StopWatchInterface *timer=NULL;
sdkCreateTimer(&timer);
sdkResetTimer(&timer);
sdkStartTimer(&timer);  

add <<<num_of_blocks, num_of_threads>>>(dev_a, dev_b, dev_c, n);

cudaDeviceSynchronize();

Doing a "warm-up" run first, then timing the second run, I witness data like this:

with warm-up

So the data without the warm-up shows a periodicity. After the warm-up, the periodicity disappears. I conclude that the periodicity is due to some kind of 1-time or first-time behavior. Some typical things that might be in this category are caching effects and cuda "lazy" initialization effects (for example, the time taken to JIT-compile the GPU code, which is certainly happening in your case, or the time to load the GPU code into GPU memory). I won't be able to go farther with any explanation of what kind of first-time effect exactly is giving rise to the periodicity.

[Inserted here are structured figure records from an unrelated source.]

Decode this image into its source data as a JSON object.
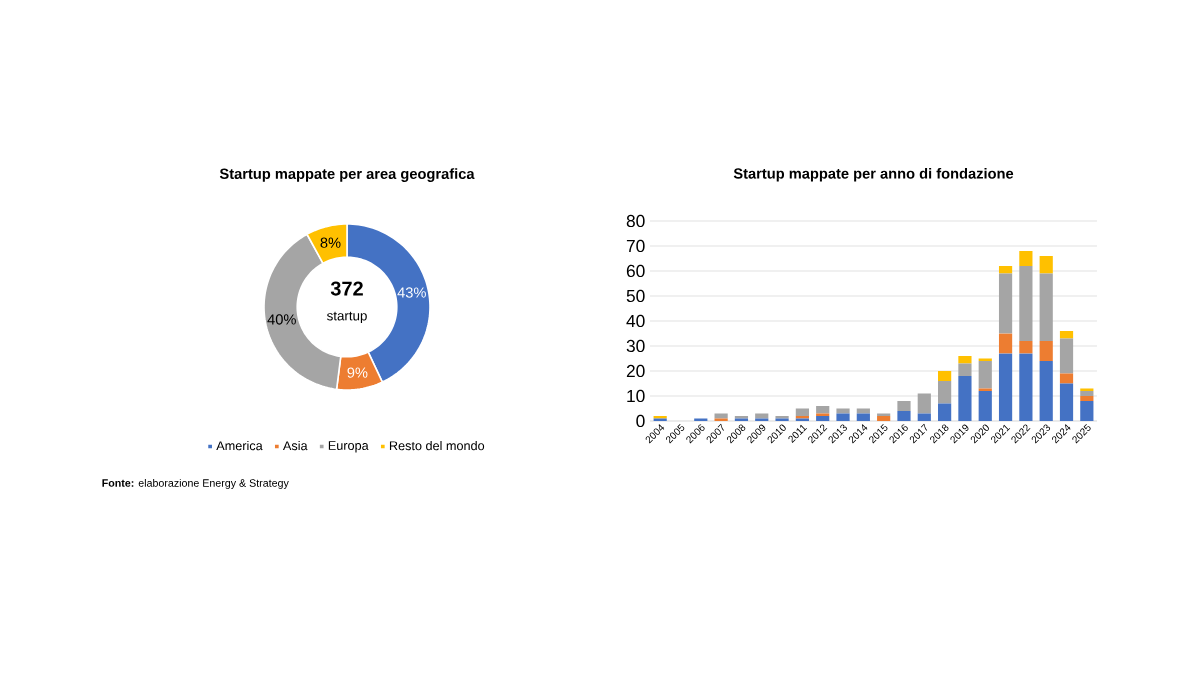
{
  "chart_data": [
    {
      "type": "donut",
      "title": "Startup mappate per area geografica",
      "categories": [
        "America",
        "Asia",
        "Europa",
        "Resto del mondo"
      ],
      "values": [
        43,
        9,
        40,
        8
      ],
      "colors": [
        "#4472c4",
        "#ed7d31",
        "#a5a5a5",
        "#ffc000"
      ],
      "value_labels": [
        "43%",
        "9%",
        "40%",
        "8%"
      ],
      "legend": "bottom",
      "annotations": [
        "372",
        "startup",
        "**Fonte:** elaborazione Energy & Strategy"
      ]
    },
    {
      "type": "bar",
      "title": "Startup mappate per anno di fondazione",
      "stacked": true,
      "categories": [
        "2004",
        "2005",
        "2006",
        "2007",
        "2008",
        "2009",
        "2010",
        "2011",
        "2012",
        "2013",
        "2014",
        "2015",
        "2016",
        "2017",
        "2018",
        "2019",
        "2020",
        "2021",
        "2022",
        "2023",
        "2024",
        "2025"
      ],
      "series": [
        {
          "color": "#4472c4",
          "values": [
            1,
            0,
            1,
            0,
            1,
            1,
            1,
            1,
            2,
            3,
            3,
            0,
            4,
            3,
            7,
            18,
            12,
            27,
            27,
            24,
            15,
            8
          ]
        },
        {
          "color": "#ed7d31",
          "values": [
            0,
            0,
            0,
            1,
            0,
            0,
            0,
            1,
            1,
            0,
            0,
            2,
            0,
            0,
            0,
            0,
            1,
            8,
            5,
            8,
            4,
            2
          ]
        },
        {
          "color": "#a5a5a5",
          "values": [
            0,
            0,
            0,
            2,
            1,
            2,
            1,
            3,
            3,
            2,
            2,
            1,
            4,
            8,
            9,
            5,
            11,
            24,
            30,
            27,
            14,
            2
          ]
        },
        {
          "color": "#ffc000",
          "values": [
            1,
            0,
            0,
            0,
            0,
            0,
            0,
            0,
            0,
            0,
            0,
            0,
            0,
            0,
            4,
            3,
            1,
            3,
            6,
            7,
            3,
            1
          ]
        }
      ],
      "ylim": [
        0,
        80
      ],
      "yticks": [
        0,
        10,
        20,
        30,
        40,
        50,
        60,
        70,
        80
      ],
      "grid": "y"
    }
  ]
}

Another observation is that while my data shows an expected "average slope" to each graph, indicating that the kernel duration associated with 2560 blocks is approximately 5 times the kernel duration associated with 512 blocks, I don't see that kind of trend in your data. It ought to be there, however. Your GPU will "saturate" at about 40 blocks. Thereafter, the average kernel duration should increase in approximately a linear fashion, such that the kernel duration associated with 2560 blocks is 4-5x the kernel duration associated with 512 blocks. I can't explain your data in this respect at all, I suspect a graphing or data processing error, or else a characteristic in your environment (e.g. shared GPU with other users, broken CUDA install, etc.) that is not present in my environment, and which I'm unable to guess at.

Finally, my conclusion is that GPU "expected" behavior is more evident in the presence of good benchmarking techniques.